NFL Tackles Claims by Players Who Opted-Out of Concussion Settlement
The NFL requested on Monday, September 25, 2017 that a Pennsylvania federal court dismiss claims by former players who had opted out of an uncapped settlement agreement with the league. The players who had opted out had filed their second amended complaint in July, alleging that the league purposely concealed the long-term risks associated with head injuries and failed to implement proper safety measures to protect players. The NFL argued the new complaint presents claims dependent upon an interpretation of the terms of numerous health and safety provisions of collective bargaining agreements (CBAs) between the league and its player’s union. The CBAs outline how disputes over issues covered by the agreements are to be hashed out, so the NFL argued the players’ claims are preempted under the Labor Management Relations Act and, therefore, players must grieve their disputes by the resolution process prescribed by the CBAs rather than by bringing claims in court.

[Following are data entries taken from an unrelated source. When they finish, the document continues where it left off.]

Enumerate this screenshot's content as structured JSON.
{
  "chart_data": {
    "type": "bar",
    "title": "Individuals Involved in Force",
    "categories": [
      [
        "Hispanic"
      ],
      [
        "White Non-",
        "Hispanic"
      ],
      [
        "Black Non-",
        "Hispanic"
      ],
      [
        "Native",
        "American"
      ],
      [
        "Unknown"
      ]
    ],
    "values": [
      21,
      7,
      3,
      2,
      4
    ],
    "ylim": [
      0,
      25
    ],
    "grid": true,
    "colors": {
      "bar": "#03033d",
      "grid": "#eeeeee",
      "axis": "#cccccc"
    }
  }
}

The NFL also filed to dismiss the complaint for failure to state a claim. It argued that the opt-out players’ fraud-based claims fail because the complaint does not show how the players relied on misstatements or omissions concerning football and neurocognitive injuries that were allegedly made by the NFL, and that the complaint failed to adequately allege that the league intended to mislead the players or that its alleged fraud caused their injuries. The motion also argues the players’ negligent hiring and retention claims failed because the complaint did not show the members of the NFL’s Mild Traumatic Brain Injury committee acted outside the scope of their employment, or that the NFL should have known the members would commit fraud. The NFL also hit back against players’ conspiracy claims and stated in their motion the claims were “too far-fetched to be plausible.” The conspiracy claims alleged that the NFL worked with a helmet manufacturer, international corporations, and the federal government in conspiring to falsify research and suppress science.
The original number players who opted out of the settlement was over 220 in November 2014 during the initial approval process for the concussion settlement, but has decreased since with 95 opt-outs remaining. The opt-out players, who decided not to join 22,000 others, allege that the settlement, which offers payments between $1.5 million to $5 million, arbitrarily offered more compensation for certain concussion-related degenerative illnesses, such as Alzheimer’s, yet restricted payouts for others, including chronic traumatic encephalopathy or CTE.